Le salarié fait grief à l'arrêt de le débouter de sa demande en paiement d'heures supplémentaires, repos compensateur et indemnité forfaitaire pour travail dissimulé, alors « qu'en cas de litige relatif à l'existence ou au nombre d'heures de travail accomplies, il appartient au salarié de présenter, à l'appui de sa demande, des éléments suffisamment précis quant aux heures non rémunérées qu'il prétend avoir accomplies afin de permettre à l'employeur d'y répondre utilement en produisant ses propres éléments ; que la cour d'appel a constaté que le salarié versait aux débats des éléments laissant présumer qu'il avait effectué des heures supplémentaires ; qu'en retenant, pour le débouter de sa demande, que les attestations qu'il produisait était imprécises et ne permettaient pas de corroborer son tableau, qu'il ne produisait pas d'agenda permettant de déterminer ses rendez-vous et qu'il ne versait pas aux débats systématiquement le premier mail du matin et le dernier de la journée de sorte qu'il ne démontrait pas l'amplitude de l'horaire effectué, quand l'employeur ne produisait aucun élément de nature à justifier les horaires effectivement réalisés par l'intéressé, la cour d'appel, qui a fait peser la charge de la preuve sur le seul salarié, a violé l'article L. 3171-4 du code du travail. » Réponse de la Cour Vu l'article L. 3171-4 du code du travail : 4.

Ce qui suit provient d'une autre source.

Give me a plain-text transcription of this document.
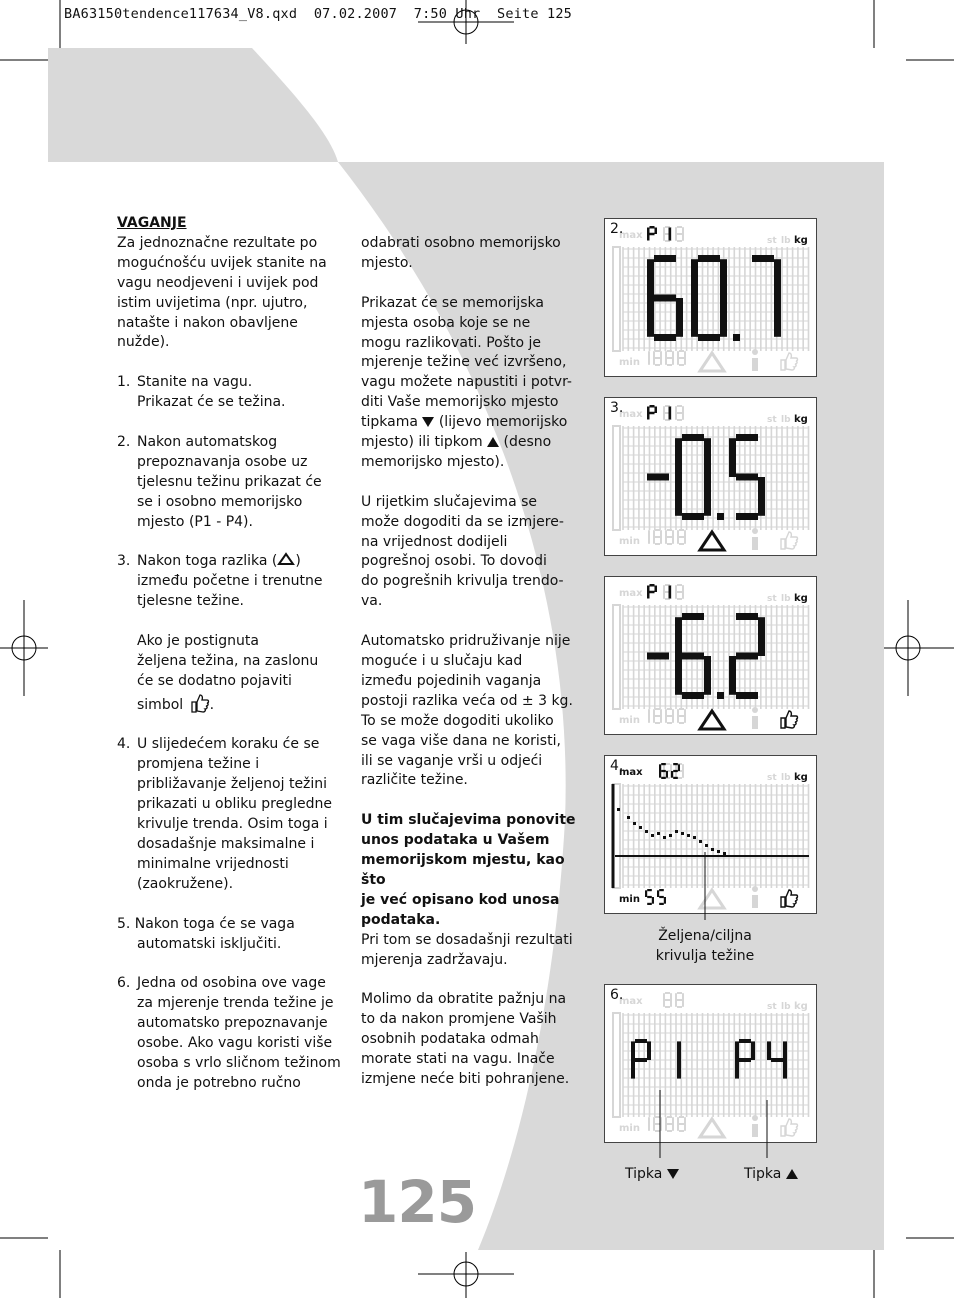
BA63150tendence117634_V8.qxd  07.02.2007  7:50 Uhr  Seite 125

VAGANJE

Za jednoznačne rezultate po

mogućnošću uvijek stanite na

vagu neodjeveni i uvijek pod

istim uvijetima (npr. ujutro,

natašte i nakon obavljene

nužde).

1. Stanite na vagu.

Prikazat će se težina.

2. Nakon automatskog

prepoznavanja osobe uz

tjelesnu težinu prikazat će

se i osobno memorijsko

mjesto (P1 - P4).

3. Nakon toga razlika ( )

između početne i trenutne

tjelesne težine.

Ako je postignuta

željena težina, na zaslonu

će se dodatno pojaviti

simbol .

4. U slijedećem koraku će se

promjena težine i

približavanje željenoj težini

prikazati u obliku pregledne

krivulje trenda. Osim toga i

dosadašnje maksimalne i

minimalne vrijednosti

(zaokružene).

5. Nakon toga će se vaga

automatski isključiti.

6. Jedna od osobina ove vage

za mjerenje trenda težine je

automatsko prepoznavanje

osobe. Ako vagu koristi više

osoba s vrlo sličnom težinom

onda je potrebno ručno

odabrati osobno memorijsko

mjesto.

Prikazat će se memorijska

mjesta osoba koje se ne

mogu razlikovati. Pošto je

mjerenje težine već izvršeno,

vagu možete napustiti i potvr-

diti Vaše memorijsko mjesto

tipkama (lijevo memorijsko

mjesto) ili tipkom (desno

memorijsko mjesto).

U rijetkim slučajevima se

može dogoditi da se izmjere-

na vrijednost dodijeli

pogrešnoj osobi. To dovodi

do pogrešnih krivulja trendo-

va.

Automatsko pridruživanje nije

moguće i u slučaju kad

između pojedinih vaganja

postoji razlika veća od ± 3 kg.

To se može dogoditi ukoliko

se vaga više dana ne koristi,

ili se vaganje vrši u odjeći

različite težine.

U tim slučajevima ponovite

unos podataka u Vašem

memorijskom mjestu, kao što

je već opisano kod unosa

podataka.

Pri tom se dosadašnji rezultati

mjerenja zadržavaju.

Molimo da obratite pažnju na

to da nakon promjene Vaših

osobnih podataka odmah

morate stati na vagu. Inače

izmjene neće biti pohranjene.

max	st lb kg
min
2.
max	st lb kg
min
3.
max	st lb kg
min
max	st lb kg
min
4.
max	st lb kg
min
6.
Željena/ciljna
krivulja težine
Tipka	Tipka
125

Aux termes de l'article L. 3171-2, alinéa 1er, du code du travail, lorsque tous les salariés occupés dans un service ou un atelier ne travaillent pas selon le même horaire collectif, l'employeur établit les documents nécessaires au décompte de la durée de travail, des repos compensateurs acquis et de leur prise effective, pour chacun des salariés concernés.
Selon l'article L. 3171-3 du même code, dans sa rédaction antérieure à celle issue de la loi n° 2016-1088 du 8 août 2016, l'employeur tient à la disposition de l'inspecteur ou du contrôleur du travail les documents permettant de comptabiliser le temps de travail accompli par chaque salarié.
La nature des documents et la durée pendant laquelle ils sont tenus à disposition sont déterminées par voie réglementaire. 5.
Enfin, selon l'article L. 3171-4 du code du travail, en cas de litige relatif à l'existence ou au nombre d'heures de travail accomplies, l'employeur fournit au juge les éléments de nature à justifier les horaires effectivement réalisés par le salarié.